Pertanyaan yang lebih menarik adalah apakah tim Navalny dapat memanfaatkan ketidakbahagiaan yang berkembang ini, atau apakah pihak berwenang dapat menyalurkannya ke arah yang tidak terlalu mengancam.
Strategi rezim sejauh ini adalah menanggapi dengan kebrutalan yang khas, seperti yang terjadi selama protes besar terakhir pada musim panas 2019 – meskipun tidak mendekati tingkat yang terjadi pada musim panas lalu di negara tetangga Belarusia.
Pihak berwenang juga berpendapat bahwa Navalny bukanlah pejuang antikorupsi, tetapi pemimpin revolusi yang disponsori asing. Ini mungkin terdengar konyol, tetapi akan menarik bagi segmen publik tertentu.
Tindakan keras ini adalah cara pihak berwenang untuk mengkomunikasikan kepada siapa pun yang turun ke jalan bahwa mereka akan dipaksa untuk membayar harga dan bahwa harga ini akan naik. Pihak berwenang berkata: “Jadi Anda menginginkan revolusi martabat gaya Ukraina? Maka Anda harus siap untuk mengalami penghinaan terlebih dahulu.” Itu sebabnya hakim menjatuhkan hukuman berat hanya karena berbagi barang di media sosial dan mengunci pengunjuk rasa kelas menengah perkotaan selama dua atau tiga minggu sekaligus di kamp-kamp kumuh yang awalnya didirikan untuk migran ilegal.

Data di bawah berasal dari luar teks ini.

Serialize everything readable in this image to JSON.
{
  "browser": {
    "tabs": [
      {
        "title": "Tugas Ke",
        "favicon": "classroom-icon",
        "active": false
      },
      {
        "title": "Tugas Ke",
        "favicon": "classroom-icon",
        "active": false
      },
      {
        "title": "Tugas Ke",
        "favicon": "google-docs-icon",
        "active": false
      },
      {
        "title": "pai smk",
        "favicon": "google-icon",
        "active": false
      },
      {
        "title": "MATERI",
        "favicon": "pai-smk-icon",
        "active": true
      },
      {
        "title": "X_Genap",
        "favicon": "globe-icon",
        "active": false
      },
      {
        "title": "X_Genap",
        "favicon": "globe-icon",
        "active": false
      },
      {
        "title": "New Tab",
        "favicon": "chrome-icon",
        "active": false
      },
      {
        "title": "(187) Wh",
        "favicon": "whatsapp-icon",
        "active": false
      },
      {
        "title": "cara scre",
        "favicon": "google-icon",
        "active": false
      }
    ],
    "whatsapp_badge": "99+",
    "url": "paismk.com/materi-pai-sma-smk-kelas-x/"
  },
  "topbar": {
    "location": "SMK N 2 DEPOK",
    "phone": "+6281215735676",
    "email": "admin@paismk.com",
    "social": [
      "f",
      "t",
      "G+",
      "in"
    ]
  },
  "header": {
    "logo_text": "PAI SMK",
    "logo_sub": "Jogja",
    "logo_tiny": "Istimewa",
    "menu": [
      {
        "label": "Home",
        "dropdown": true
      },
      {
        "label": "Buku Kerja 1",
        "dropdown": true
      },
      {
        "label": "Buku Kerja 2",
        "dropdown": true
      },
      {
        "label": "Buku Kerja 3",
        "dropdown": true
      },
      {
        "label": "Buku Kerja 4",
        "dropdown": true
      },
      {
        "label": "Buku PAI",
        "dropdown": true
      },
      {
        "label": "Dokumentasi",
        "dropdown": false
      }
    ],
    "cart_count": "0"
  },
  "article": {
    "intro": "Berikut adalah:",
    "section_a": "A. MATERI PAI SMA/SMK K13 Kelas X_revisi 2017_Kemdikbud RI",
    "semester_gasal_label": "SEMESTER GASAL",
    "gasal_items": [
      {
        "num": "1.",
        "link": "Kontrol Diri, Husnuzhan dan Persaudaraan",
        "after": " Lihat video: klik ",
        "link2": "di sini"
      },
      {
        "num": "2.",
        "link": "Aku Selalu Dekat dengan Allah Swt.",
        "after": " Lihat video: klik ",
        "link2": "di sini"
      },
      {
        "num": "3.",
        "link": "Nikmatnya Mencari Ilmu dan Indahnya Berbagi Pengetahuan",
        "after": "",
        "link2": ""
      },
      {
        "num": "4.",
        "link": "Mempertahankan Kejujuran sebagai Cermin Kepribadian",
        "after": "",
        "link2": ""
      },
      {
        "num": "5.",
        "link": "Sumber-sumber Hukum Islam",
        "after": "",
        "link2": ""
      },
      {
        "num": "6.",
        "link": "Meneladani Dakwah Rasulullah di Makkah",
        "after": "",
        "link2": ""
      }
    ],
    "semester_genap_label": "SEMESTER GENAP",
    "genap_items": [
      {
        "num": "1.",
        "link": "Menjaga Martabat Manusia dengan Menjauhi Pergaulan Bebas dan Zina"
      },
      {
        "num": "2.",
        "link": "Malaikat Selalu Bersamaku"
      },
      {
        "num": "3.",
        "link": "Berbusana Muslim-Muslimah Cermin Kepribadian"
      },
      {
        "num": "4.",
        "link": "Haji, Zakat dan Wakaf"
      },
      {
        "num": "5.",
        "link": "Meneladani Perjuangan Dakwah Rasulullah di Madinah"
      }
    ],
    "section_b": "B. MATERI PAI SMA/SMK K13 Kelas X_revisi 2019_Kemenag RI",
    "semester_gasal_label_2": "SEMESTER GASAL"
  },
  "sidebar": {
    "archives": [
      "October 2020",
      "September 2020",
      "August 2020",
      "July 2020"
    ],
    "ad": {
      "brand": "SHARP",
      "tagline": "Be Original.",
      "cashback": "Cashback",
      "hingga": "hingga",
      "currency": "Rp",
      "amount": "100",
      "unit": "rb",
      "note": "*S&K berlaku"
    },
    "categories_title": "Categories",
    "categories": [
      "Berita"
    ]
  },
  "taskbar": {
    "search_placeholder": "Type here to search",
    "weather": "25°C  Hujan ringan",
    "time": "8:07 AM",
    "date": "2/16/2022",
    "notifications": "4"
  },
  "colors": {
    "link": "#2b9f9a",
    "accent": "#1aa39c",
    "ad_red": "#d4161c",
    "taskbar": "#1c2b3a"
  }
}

Gagasan tentang martabat sebagai pemicu protes politik di Rusia diperumit dalam kasus Navalny oleh fakta bahwa martabat orang Rusia telah lama diekspresikan dalam bentuk perlawanan terhadap Barat.
Perlawanan semacam itu lebih banyak diwujudkan oleh Presiden Vladimir Putin daripada oleh Navalny, terutama sekarang karena pemerintah menggambarkannya sebagai alat Barat.
Pihak berwenang cukup mahir menggunakan taktik berat ini karena mereka tahu bagaimana hal itu mempengaruhi perilaku masyarakat, terutama pada saat kebanyakan orang Rusia agak apatis dan terdepolitisasi. Ketika pemerintah memperjelas bahwa mereka bersedia menggunakan kekerasan terhadap pengunjuk rasa damai dan mengurung mereka untuk jangka waktu yang lama, ini memainkan pola pikir yang sudah ada sebelumnya bahwa protes mungkin tidak membawa perubahan nyata dalam masyarakat.
Kremlin mengandalkan reaksi itu, dan ingin memupuk ekspektasi publik bahwa setiap gerakan protes akan habis dengan sendirinya, seperti banyak gerakan sebelumnya, dan bahwa rezim akan berdiri. Bahkan orang yang tidak bahagia akan memilih apa yang menurut mereka merupakan perilaku yang sangat rasional dan menjauh dari politik.
Meskipun ada asumsi luas di luar Rusia bahwa Navalny dipeluk di dalam negeri sebagai pemimpin oposisi Rusia, data jajak pendapat yang tersedia sejauh ini menceritakan kisah yang berbeda. Tingkat dukungan Navalny tidak berubah: hanya sekitar 20 persen populasi yang bersimpati padanya. Tampaknya Navalny mungkin melebih-lebihkan kesiapan orang biasa untuk mendukungnya.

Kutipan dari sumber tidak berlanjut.